Team Brainstorm
A brainstorm is a great way to tap into your team’s broad body of knowledge and creativity. For the best ideas to emerge, consider brainstorming not only with your core team, but also with external partners and students. Brainstorms work best when the group is positive, optimistic, and focused on a single question.
- Suggested time: 20-30 mins
- Materials: Post-its, pens, whiteboard or large sheet of paper
- When to use: When your team feels stuck or needs inspiration
Steps
Share rules of effective brainstorming with your team:
- There are no dumb ideas
- Don’t criticize other people’s ideas
- Build on other people’s ideas
- Reverse the thought “quality over quantity”

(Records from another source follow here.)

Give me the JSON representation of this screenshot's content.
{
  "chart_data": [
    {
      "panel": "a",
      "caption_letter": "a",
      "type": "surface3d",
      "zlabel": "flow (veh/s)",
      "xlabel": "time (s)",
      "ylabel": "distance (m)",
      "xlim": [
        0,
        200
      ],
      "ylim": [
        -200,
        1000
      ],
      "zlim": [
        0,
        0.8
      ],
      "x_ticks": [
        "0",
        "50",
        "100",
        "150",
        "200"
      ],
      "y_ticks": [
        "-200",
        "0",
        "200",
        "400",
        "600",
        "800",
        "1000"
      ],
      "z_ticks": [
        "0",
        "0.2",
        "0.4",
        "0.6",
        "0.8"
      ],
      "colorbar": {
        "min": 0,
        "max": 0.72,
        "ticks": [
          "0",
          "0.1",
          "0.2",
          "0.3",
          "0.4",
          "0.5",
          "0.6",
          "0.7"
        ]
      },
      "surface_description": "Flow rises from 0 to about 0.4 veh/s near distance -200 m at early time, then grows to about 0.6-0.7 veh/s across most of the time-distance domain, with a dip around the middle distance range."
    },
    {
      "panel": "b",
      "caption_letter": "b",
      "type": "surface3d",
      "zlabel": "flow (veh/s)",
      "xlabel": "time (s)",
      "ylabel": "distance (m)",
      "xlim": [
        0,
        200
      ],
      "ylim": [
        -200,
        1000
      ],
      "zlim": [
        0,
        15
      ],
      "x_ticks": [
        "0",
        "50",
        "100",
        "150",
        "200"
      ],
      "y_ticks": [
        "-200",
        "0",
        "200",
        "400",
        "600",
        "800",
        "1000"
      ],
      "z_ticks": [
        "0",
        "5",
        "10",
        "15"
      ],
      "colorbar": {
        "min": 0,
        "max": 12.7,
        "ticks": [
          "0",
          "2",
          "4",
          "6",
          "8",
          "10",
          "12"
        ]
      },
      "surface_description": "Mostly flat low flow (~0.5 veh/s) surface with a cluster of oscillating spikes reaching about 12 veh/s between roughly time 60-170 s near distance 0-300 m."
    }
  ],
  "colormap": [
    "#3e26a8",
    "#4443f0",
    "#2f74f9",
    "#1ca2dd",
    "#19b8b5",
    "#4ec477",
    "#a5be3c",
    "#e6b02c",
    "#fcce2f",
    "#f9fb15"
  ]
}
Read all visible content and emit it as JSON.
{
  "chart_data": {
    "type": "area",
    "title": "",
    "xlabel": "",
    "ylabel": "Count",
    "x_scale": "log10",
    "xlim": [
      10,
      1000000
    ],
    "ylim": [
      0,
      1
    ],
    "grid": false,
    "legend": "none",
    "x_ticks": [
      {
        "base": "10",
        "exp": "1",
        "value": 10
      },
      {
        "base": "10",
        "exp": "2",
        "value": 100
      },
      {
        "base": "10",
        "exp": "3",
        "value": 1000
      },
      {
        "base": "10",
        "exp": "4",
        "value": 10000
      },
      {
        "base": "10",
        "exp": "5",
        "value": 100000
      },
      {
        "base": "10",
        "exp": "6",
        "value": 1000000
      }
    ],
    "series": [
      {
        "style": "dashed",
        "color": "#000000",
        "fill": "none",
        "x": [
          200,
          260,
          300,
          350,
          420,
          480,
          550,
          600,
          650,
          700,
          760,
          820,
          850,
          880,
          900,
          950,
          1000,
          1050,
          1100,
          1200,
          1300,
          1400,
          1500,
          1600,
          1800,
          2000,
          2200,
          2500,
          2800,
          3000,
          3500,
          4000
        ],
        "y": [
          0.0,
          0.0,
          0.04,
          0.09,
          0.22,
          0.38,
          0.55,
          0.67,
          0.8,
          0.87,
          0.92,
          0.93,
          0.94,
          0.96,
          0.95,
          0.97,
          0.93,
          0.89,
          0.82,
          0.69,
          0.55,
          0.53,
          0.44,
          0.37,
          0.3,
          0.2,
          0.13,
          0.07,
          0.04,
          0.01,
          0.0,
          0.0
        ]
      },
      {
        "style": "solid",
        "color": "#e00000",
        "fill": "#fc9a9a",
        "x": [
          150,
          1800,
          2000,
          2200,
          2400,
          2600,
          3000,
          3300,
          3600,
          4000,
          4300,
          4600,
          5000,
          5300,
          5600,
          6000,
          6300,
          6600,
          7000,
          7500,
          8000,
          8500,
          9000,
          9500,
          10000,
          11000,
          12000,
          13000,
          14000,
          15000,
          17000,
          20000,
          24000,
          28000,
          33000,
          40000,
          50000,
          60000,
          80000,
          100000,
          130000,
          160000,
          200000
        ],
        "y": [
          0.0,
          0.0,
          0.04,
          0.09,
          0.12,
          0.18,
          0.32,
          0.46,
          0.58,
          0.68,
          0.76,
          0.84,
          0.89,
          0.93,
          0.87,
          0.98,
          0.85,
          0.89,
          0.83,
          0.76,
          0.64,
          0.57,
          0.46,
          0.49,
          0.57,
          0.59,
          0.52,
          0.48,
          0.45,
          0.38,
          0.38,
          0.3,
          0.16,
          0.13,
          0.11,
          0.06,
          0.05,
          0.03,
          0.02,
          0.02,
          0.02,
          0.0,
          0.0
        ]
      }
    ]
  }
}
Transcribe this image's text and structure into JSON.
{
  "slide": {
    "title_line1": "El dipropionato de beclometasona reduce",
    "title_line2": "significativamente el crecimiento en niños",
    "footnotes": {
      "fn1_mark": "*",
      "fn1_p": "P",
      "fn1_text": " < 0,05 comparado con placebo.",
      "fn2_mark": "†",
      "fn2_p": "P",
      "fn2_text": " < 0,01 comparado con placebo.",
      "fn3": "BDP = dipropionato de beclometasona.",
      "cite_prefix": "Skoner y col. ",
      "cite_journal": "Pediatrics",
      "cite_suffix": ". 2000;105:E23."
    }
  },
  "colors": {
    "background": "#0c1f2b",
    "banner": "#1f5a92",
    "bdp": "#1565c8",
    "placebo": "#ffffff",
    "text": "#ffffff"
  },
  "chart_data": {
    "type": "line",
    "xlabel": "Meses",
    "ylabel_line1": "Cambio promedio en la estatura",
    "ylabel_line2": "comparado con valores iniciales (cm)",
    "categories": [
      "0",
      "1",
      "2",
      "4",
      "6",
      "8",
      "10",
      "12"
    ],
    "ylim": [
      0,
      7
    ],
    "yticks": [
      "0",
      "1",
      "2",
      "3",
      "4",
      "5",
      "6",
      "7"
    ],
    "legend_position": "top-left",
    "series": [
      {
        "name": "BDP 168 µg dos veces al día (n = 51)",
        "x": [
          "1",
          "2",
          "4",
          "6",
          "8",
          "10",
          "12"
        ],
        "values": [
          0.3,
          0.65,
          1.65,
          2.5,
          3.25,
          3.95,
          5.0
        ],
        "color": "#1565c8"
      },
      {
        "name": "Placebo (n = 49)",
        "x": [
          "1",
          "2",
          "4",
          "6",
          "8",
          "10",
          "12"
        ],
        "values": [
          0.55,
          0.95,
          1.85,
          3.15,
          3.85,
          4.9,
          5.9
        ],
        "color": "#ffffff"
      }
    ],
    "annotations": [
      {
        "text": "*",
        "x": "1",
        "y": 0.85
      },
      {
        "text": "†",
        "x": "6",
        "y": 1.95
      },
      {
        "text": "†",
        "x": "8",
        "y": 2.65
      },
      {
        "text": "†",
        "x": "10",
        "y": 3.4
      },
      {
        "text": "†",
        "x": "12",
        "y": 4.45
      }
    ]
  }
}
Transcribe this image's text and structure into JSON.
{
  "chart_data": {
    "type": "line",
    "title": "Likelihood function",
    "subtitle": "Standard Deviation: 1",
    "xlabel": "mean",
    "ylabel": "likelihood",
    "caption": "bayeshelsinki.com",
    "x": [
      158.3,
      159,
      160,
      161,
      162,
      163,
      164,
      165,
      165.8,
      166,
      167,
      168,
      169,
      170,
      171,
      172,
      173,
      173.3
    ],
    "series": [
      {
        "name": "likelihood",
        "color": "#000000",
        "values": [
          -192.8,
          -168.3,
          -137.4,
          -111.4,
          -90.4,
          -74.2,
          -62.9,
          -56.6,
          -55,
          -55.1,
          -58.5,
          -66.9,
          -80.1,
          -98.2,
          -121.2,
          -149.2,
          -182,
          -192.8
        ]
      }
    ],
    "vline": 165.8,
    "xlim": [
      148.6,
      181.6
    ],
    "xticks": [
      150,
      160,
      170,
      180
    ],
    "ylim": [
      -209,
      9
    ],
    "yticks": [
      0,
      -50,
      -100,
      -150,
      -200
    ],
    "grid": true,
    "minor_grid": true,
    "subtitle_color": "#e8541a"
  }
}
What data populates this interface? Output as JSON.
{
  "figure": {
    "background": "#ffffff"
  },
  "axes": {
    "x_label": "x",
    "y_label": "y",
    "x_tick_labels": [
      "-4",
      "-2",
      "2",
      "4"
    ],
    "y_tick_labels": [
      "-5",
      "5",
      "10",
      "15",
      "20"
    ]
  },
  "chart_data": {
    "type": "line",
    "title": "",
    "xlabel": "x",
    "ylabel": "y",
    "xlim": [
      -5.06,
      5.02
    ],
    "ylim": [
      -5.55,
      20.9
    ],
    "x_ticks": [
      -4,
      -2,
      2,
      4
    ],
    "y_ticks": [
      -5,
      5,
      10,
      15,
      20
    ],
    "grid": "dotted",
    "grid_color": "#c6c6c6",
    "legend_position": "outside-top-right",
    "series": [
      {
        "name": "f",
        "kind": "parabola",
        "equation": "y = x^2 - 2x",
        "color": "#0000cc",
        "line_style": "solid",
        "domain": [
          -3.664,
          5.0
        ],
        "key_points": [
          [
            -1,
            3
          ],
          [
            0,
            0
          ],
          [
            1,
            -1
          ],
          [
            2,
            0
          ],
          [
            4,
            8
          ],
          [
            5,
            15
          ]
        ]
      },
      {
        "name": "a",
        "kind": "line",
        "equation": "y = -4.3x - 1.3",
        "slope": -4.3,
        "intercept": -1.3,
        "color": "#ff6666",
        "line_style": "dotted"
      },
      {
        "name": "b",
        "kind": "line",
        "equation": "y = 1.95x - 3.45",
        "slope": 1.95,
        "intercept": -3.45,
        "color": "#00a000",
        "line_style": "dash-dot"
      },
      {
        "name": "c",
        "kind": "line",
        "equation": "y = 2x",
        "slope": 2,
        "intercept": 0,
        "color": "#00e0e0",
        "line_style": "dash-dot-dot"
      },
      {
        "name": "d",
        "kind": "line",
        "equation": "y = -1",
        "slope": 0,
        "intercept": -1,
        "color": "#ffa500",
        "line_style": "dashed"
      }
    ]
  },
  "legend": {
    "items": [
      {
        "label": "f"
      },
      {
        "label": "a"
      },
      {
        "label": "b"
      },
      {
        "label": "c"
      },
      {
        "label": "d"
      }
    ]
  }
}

Develop an open-ended question that begins with “How might we” to guide your explorations as a team. Keep the question narrow enough for a productive focus, but broad enough to give room for many new ideas. You can even have more than one question to brainstorm if you have time. Some examples of effective “How might we” questions are: “How might we amplify the student voice on campus?” or “How might we increase retention rates for transfer students?”
Pose the question or prompt to the group and ask people to jot down and (if they’re brave) draw their ideas. Encourage people to post ideas to the whiteboard or large sheet of paper and share them out loud so others can build on them.
Once you have a good number of ideas, cluster the ideas into categories, vote on your favorites, and prioritize the best ones to build out further.